Well here I am, in my newly un-debauched lifestyle, all proud and happy and thin(ner). I had a bit of a life revelation while inside of the year long experiment and I moved in with a boyfriend after two months of dating him. (Ultimate Rule Breaker, page 72.) I had a bit of another life revelation inside of THAT and packed a suitcase, left him and moved to the city with $20 to my name. I GET IT NOW.
My kids are awesome young adults now and I’m older, I’m fun, confident and mostly sober and I want to find a nice guy. Or maybe I don’t. Because in trying my whole life to find a nice guy, I found ME. The rules to dating are, there are no rules. YOUR rules are the rules. Another thing I discovered is: the first rule is you (don’t talk about dating…just kidding. Had to reference my favorite movie.) have to be willing to be 100% completely honest with yourself, because until then, prince charming ain’t coming.

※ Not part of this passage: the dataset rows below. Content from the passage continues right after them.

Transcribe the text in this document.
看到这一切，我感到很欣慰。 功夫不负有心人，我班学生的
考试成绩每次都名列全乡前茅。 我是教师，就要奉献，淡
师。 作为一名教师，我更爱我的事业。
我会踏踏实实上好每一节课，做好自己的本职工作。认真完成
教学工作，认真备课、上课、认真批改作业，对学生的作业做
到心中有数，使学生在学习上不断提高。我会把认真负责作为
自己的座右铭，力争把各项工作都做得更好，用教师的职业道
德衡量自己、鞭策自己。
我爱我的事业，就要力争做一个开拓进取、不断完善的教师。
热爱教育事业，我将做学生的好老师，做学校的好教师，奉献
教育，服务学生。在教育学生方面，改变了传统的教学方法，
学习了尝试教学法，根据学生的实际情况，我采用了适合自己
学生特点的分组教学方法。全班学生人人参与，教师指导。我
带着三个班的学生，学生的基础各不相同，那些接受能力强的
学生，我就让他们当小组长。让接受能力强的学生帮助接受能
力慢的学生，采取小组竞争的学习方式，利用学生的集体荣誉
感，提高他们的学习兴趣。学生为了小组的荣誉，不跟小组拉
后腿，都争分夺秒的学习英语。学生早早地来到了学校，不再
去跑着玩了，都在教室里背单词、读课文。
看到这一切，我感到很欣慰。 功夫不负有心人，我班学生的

Live your life. Make your rules. For YOU. Do you want to find a husband? Do you want a friend with benefits? Do you just want to get laid? Do you want to settle down? Do you enjoy being the catalyst of change? What do you want? What do you really, really want? What does your soul cry out for? Figure that out, for reals, then you can date.
This book is what I would like to think of as the combination of Bridget Jones and Anthony Bourdain. With Anthony Bourdain’s mouth and expertise and Bridget’s vulnerability and dating diaries. They meet in the middle and talk shit about life while they drink and smoke. This is ‘The Rules with BALLS’.